C’est mitigé. D’un côté, il y a de la nostalgie en souvenir des grands moments que le club des Girondins avait permis de vivre, surtout quand on est fan de football. Et de l’autre, on relativise, on se dit que cela n’est pas si grave, qu’il s’agit de sport et que dans l’actualité il y a bien plus grave ou préoccupant, comme les situations sociales, de logement ou d’accès difficile aux soins, à l’alimentation, pour une grande partie de la population. Le seul vrai problème, c’est le sort des salarié-es du club, avec un nouveau plan de licenciements qui se profile.
Bordeaux a été relégué sportivement en Ligue 2 il y a deux ans. Ces deux dernières saisons, le club disposait du budget le plus élevé de Ligue 2, et dépensait beaucoup, notamment dans les salaires des nouveaux joueurs, dans les indemnités de transfert ou la rémunération des recruteurs, des agents et de différents intermédiaires, avec l’objectif affirmé de construire une équipe pour remonter en Ligue 1. Les deux saisons ont pourtant été sportivement décevantes. Les Girondins ont terminé 12ème de la dernière saison de Ligue 2, et le club va être relégué administrativement en raison de ses dettes. Comment expliques-tu ces différents échecs ?
On a quand-même l’impression d’une issue écrite à l’avance, un processus par étapes qui a fini par aller au bout. Cela fait au moins 3 ans que la crise est ouverte dans le club, avec la reprise par Gérard Lopez, après des années de difficultés financières et sportives. Donc c’est comme si on s’y était préparé. Chaque fin de saison, à la fois délicate sportivement et financièrement – mais cela doit aller ensemble -, il y avait un genre de sursis: « Ouf, ça passe ce coup-ci, mais la prochaine fois ?» Et cette année, on semble y être… c’est la fin d’une histoire. Durant cette période, on a assisté aux conséquences désastreuses des logiques financières dominantes dans le sport professionnel. Les mauvais résultats sportifs ne se terminent pas systématiquement par un bilan aussi catastrophique. Mais il faut croire que quand des “investisseurs” viennent pour faire des affaires, que ces affaires dépendent de résultats et succès sportifs qui ne viennent pas, alors on imagine bien que les marges de manœuvre se réduisent, que l’aventure devient moins intéressante, que les investissements diminuent. On ne sait pas ce qui relève d’une mauvaise gestion de Lopez – et des autres avant – ou d’un système dans son ensemble qui est problématique, ou alors si c’est les deux à la fois, ce qui est probable. Le foot, le sport, c’est comme l’activité économique en général. Dans cette société capitaliste, il s’agit de faire de l’argent à partir de tout ce qui est possible. Le sport est devenu un objet de spéculation depuis longtemps, un secteur pour les affairistes. Quand ça marche tant mieux, dans le cas contraire, les financiers s’en vont. Ce doit être ce qui se passe à Bordeaux. C’est trop galère, vu que les rentrées financières ne sont pas là comme attendu – droits télé, merchandising… – et que les frais sont vraiment trop importants – location d’un stade, paiement des hauts salaires des joueurs… – alors les affairistes se cassent, laissant tout le monde sur le carreau.

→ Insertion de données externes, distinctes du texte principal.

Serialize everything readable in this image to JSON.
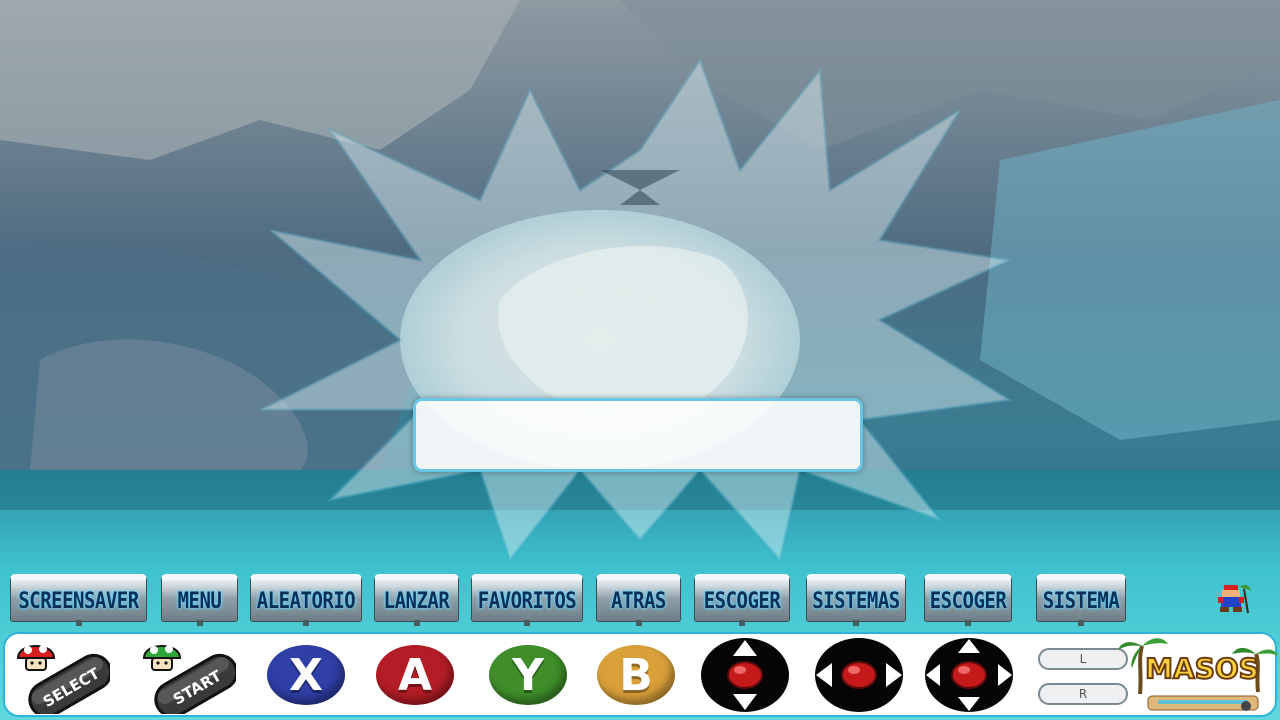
{
  "action_labels": [
    {
      "text": "SCREENSAVER"
    },
    {
      "text": "MENU"
    },
    {
      "text": "ALEATORIO"
    },
    {
      "text": "LANZAR"
    },
    {
      "text": "FAVORITOS"
    },
    {
      "text": "ATRAS"
    },
    {
      "text": "ESCOGER"
    },
    {
      "text": "SISTEMAS"
    },
    {
      "text": "ESCOGER"
    },
    {
      "text": "SISTEMA"
    }
  ],
  "controls": {
    "select_label": "SELECT",
    "start_label": "START",
    "x_label": "X",
    "a_label": "A",
    "y_label": "Y",
    "b_label": "B",
    "l_label": "L",
    "r_label": "R"
  },
  "logo_text": "MASOS",
  "colors": {
    "x_button": "#2f3fa6",
    "a_button": "#b51d26",
    "y_button": "#3f8e2a",
    "b_button": "#d9a03a",
    "label_text": "#0c2f55",
    "label_glow": "#6ad4ff",
    "bar_border": "#2fb2d8"
  },
  "icons": [
    "mushroom-red-icon",
    "mushroom-green-icon",
    "dpad-up-down-icon",
    "dpad-left-right-icon",
    "dpad-all-directions-icon",
    "mario-sprite-icon",
    "palm-tree-icon"
  ]
}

Quel est ton regard sur les décisions de la DNCG et sur son fonctionnement ? Je te pose la question car je crois que sa fonction de gendarme financier du football peut sembler ambivalente. D’un côté elle peut mettre exceptionnellement en porte-à-faux certains hommes d’affaires, mais de l’autre côté, il est évident qu’elle ne dispose d’aucune indépendance puisque c’est une commission de la LFP, et qu’elle ne prône aucune forme de justice sociale ou d’équité sportive. Elle ne défend aucune sorte de fair play financier et n’est pas opposée au fait que des clubs fonctionnent à perte et soient renfloués par un oligarque ou une dictature. Sa seule fonction est de s’assurer qu’un club pourra payer ses factures, et de prendre des mesures si cela ne semble pas assuré.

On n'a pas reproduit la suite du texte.